学者先生の本にしても、なかにはあーでもないこーでもない式の趣味本や、切り口の斬新性を問うものもの、網羅性を重視し基本的な部分は省略されているものなどあって、初学者は選定に苦労するところであるが、本書は基礎を省略することなくかつ具体例に即した説明がなされている点で、私のような初学者にもフレンドリーなものであると思った。

某ロースクールの未修コースの教科書に指定されていました。
(著者は京大教授ですが、京大ローではありません。)

「民法の基礎」と名づけられているとおり、非常にわかりやすいです。
ケースを用いて要件・効果の解説がなされており、条文の適用場面を具体的事例に結び付けて理解しやすいです。
基本的な要件・効果の解説の他、補論や発展、関連論点等、記述に強弱を付けて読みやすくしあがっています。
そのため、判例や通説がどのようになっているか、最近の有力説はどのようになっているか混同せず理解できます。

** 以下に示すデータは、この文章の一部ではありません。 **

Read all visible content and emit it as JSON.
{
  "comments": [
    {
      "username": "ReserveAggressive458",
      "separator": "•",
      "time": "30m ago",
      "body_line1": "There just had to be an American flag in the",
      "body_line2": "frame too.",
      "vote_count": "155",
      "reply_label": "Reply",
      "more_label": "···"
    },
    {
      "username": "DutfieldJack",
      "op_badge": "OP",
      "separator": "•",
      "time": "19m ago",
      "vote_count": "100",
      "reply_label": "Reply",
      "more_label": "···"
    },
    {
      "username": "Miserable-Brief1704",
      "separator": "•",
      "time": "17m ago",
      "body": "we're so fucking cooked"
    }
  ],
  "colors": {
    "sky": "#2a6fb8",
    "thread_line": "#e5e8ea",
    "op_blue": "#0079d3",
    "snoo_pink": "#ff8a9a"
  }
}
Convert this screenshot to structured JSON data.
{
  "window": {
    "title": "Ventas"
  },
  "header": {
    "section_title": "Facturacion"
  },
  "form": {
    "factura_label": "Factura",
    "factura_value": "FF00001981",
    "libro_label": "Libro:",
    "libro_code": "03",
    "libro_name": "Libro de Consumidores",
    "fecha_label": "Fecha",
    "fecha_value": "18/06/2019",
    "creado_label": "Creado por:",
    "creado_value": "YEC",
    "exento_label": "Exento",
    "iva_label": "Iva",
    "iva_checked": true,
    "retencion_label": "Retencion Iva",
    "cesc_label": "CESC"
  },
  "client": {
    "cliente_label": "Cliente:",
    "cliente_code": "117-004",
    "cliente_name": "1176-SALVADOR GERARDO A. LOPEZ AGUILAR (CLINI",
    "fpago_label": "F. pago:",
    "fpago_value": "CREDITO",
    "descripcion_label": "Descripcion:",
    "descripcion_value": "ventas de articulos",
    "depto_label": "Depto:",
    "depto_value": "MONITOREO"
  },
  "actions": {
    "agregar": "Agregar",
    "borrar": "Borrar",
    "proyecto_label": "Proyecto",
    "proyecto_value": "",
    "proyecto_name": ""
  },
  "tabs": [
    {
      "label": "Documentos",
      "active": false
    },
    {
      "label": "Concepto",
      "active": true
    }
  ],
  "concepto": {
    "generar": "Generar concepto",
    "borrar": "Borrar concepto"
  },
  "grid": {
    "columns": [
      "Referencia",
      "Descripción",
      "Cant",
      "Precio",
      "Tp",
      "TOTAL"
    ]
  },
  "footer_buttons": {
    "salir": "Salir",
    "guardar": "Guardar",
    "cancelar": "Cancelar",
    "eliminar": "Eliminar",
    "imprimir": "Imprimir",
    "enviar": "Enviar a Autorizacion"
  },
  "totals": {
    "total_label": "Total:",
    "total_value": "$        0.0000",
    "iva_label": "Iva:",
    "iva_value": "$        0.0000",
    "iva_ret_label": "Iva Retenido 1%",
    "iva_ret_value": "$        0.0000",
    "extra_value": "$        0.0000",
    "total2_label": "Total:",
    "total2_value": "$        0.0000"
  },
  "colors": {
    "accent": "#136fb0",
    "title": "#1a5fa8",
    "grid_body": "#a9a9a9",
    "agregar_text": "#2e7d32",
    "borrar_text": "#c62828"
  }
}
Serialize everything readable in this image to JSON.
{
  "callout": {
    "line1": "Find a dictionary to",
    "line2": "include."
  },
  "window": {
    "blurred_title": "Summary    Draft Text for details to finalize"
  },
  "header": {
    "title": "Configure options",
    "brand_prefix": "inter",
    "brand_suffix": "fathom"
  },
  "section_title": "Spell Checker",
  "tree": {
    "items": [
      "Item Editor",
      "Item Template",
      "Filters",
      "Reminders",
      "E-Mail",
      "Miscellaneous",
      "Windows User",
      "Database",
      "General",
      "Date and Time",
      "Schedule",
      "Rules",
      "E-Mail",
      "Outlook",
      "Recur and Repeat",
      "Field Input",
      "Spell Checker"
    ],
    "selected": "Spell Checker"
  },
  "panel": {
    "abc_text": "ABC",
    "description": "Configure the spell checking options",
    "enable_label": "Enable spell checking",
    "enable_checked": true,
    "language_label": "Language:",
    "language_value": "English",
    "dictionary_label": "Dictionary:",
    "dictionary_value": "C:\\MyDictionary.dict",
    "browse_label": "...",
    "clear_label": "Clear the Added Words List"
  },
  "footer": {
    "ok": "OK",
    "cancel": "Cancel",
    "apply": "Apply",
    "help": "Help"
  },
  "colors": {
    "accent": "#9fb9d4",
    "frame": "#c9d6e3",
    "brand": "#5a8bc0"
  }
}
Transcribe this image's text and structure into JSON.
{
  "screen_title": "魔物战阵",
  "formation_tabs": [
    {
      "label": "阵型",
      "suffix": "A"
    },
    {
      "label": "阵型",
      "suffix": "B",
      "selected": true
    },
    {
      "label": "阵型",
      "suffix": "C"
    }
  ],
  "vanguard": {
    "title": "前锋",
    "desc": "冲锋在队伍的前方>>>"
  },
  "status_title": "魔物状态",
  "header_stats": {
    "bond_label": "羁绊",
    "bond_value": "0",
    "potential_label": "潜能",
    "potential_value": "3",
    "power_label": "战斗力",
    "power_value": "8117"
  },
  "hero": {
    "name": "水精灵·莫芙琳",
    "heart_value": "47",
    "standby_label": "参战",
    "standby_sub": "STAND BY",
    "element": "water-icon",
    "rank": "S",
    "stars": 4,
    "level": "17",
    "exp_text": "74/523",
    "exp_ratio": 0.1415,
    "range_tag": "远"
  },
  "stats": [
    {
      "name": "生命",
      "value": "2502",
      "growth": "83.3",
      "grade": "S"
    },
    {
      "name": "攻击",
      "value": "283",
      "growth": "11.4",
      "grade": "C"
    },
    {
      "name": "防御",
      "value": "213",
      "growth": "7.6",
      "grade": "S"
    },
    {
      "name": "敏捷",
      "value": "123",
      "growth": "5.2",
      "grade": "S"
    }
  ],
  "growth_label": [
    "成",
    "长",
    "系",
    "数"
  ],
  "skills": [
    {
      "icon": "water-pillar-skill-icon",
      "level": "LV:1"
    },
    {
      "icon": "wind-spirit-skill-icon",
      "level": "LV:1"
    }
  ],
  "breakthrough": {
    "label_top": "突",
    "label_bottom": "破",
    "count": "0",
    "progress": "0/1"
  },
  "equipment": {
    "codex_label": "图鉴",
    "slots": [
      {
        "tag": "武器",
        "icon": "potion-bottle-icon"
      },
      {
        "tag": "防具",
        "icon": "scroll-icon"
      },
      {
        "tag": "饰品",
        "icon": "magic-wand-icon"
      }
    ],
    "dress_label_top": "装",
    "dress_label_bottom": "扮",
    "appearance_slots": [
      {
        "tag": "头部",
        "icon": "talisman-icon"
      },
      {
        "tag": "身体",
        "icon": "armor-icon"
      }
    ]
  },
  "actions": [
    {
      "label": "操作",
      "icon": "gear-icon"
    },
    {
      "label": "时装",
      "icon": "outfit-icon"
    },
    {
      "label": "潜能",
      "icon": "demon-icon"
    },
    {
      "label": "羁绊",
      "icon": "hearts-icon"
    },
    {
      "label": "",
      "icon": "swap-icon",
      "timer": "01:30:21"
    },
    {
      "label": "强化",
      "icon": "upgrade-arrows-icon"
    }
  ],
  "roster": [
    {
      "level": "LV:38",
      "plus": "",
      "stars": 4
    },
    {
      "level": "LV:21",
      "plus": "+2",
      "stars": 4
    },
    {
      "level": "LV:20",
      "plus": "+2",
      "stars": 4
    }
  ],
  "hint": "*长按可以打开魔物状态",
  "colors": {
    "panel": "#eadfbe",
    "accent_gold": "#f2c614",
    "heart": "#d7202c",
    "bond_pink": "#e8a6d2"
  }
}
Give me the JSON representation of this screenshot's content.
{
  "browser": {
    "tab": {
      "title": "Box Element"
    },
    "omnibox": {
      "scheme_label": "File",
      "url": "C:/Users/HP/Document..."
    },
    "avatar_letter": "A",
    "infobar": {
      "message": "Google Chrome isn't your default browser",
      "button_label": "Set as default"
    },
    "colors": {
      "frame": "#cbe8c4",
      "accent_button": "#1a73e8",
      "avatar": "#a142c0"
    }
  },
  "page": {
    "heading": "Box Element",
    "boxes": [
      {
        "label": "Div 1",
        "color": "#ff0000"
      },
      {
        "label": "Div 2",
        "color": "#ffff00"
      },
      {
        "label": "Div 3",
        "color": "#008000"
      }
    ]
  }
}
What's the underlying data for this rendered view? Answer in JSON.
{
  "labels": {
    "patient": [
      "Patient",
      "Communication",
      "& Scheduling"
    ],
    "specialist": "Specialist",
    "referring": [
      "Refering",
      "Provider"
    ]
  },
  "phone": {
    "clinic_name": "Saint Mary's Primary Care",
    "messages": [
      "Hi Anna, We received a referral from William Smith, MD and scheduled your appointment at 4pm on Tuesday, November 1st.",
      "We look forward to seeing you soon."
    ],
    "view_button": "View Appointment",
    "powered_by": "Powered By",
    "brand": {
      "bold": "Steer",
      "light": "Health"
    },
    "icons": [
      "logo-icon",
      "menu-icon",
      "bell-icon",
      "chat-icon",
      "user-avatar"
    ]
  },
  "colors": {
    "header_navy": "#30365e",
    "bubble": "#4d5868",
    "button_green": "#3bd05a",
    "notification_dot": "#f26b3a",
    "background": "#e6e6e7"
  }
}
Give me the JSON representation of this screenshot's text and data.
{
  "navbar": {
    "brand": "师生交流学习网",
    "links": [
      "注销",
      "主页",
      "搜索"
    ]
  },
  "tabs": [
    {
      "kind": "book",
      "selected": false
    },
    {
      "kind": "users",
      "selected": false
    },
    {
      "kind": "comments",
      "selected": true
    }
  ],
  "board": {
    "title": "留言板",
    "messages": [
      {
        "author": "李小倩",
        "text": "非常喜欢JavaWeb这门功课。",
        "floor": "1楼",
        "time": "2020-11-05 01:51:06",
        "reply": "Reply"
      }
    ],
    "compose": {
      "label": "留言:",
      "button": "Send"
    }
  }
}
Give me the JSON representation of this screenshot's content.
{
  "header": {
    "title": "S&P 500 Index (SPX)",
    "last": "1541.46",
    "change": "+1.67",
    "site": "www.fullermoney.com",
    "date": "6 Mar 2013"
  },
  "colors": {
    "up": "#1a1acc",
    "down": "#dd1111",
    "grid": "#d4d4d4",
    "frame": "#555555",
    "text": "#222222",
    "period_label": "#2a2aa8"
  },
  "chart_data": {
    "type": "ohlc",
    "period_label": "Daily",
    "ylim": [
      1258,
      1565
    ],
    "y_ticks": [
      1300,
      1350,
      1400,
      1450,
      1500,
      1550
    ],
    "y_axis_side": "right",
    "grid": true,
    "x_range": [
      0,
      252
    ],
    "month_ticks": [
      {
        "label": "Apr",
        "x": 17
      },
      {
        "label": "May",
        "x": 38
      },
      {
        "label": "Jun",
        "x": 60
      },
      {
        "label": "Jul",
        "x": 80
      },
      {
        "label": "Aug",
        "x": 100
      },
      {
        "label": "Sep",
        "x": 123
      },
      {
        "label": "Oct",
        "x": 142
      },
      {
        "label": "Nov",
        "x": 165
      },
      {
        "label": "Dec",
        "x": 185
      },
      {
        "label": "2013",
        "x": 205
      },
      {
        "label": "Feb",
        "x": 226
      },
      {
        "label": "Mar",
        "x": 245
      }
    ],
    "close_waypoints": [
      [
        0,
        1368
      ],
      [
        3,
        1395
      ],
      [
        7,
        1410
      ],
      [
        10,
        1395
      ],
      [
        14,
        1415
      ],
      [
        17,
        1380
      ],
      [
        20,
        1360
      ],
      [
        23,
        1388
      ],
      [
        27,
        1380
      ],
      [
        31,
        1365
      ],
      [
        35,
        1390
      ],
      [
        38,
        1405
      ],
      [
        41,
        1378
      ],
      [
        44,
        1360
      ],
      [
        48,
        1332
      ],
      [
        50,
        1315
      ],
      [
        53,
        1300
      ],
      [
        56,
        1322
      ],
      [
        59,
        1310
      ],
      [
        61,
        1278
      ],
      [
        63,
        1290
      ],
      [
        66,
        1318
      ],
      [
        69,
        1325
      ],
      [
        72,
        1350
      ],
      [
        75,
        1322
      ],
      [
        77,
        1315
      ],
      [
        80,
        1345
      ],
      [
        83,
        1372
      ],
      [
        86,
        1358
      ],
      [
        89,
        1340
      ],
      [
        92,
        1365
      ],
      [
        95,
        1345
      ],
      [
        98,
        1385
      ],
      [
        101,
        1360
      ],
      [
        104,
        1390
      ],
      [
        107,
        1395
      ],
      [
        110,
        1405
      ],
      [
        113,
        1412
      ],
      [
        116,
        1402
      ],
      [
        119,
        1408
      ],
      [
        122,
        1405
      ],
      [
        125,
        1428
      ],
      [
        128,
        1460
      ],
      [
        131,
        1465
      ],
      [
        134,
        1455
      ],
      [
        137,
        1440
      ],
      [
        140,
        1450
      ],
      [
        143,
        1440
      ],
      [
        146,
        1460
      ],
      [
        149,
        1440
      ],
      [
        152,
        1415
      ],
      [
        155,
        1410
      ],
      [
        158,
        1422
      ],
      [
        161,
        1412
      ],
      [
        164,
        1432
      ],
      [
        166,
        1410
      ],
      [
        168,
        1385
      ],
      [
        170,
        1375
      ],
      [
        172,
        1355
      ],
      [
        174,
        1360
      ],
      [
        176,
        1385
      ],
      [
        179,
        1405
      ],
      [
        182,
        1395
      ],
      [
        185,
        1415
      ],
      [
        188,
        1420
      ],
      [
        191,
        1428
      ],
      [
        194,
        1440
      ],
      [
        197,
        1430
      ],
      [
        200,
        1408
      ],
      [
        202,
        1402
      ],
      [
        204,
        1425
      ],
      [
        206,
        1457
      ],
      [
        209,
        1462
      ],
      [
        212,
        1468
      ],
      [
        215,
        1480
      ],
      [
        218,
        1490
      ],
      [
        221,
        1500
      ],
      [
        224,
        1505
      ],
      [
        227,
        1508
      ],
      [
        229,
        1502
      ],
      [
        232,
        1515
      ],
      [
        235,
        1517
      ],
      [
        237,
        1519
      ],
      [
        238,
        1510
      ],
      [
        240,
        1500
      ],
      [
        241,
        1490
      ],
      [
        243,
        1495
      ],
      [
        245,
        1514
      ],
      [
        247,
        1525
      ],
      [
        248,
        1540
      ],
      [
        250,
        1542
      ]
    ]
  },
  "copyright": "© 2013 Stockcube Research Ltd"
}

本書は基礎と名うってありますが、「発展学習」の項がちりばめられており、基礎的内容にとどまらない先端論点・発展論点もとりあげられています。
要件事実や規範的要件をどのように立証していくかというテーマにも各論点で言及されていて高いレベルの学習も可能です。
したがいまして、内容は入門者から上級者まであらゆるニーズに応えるものになっています。
基礎の理解を深め先端論点・発展論点に対し熟考したい上級者にも本書をおすすめします。

なお、2008年3月に改訂されているため、新法人制度に対応した内容になっています。

民法総則の基本書を探されている方は本書を読んでみてください。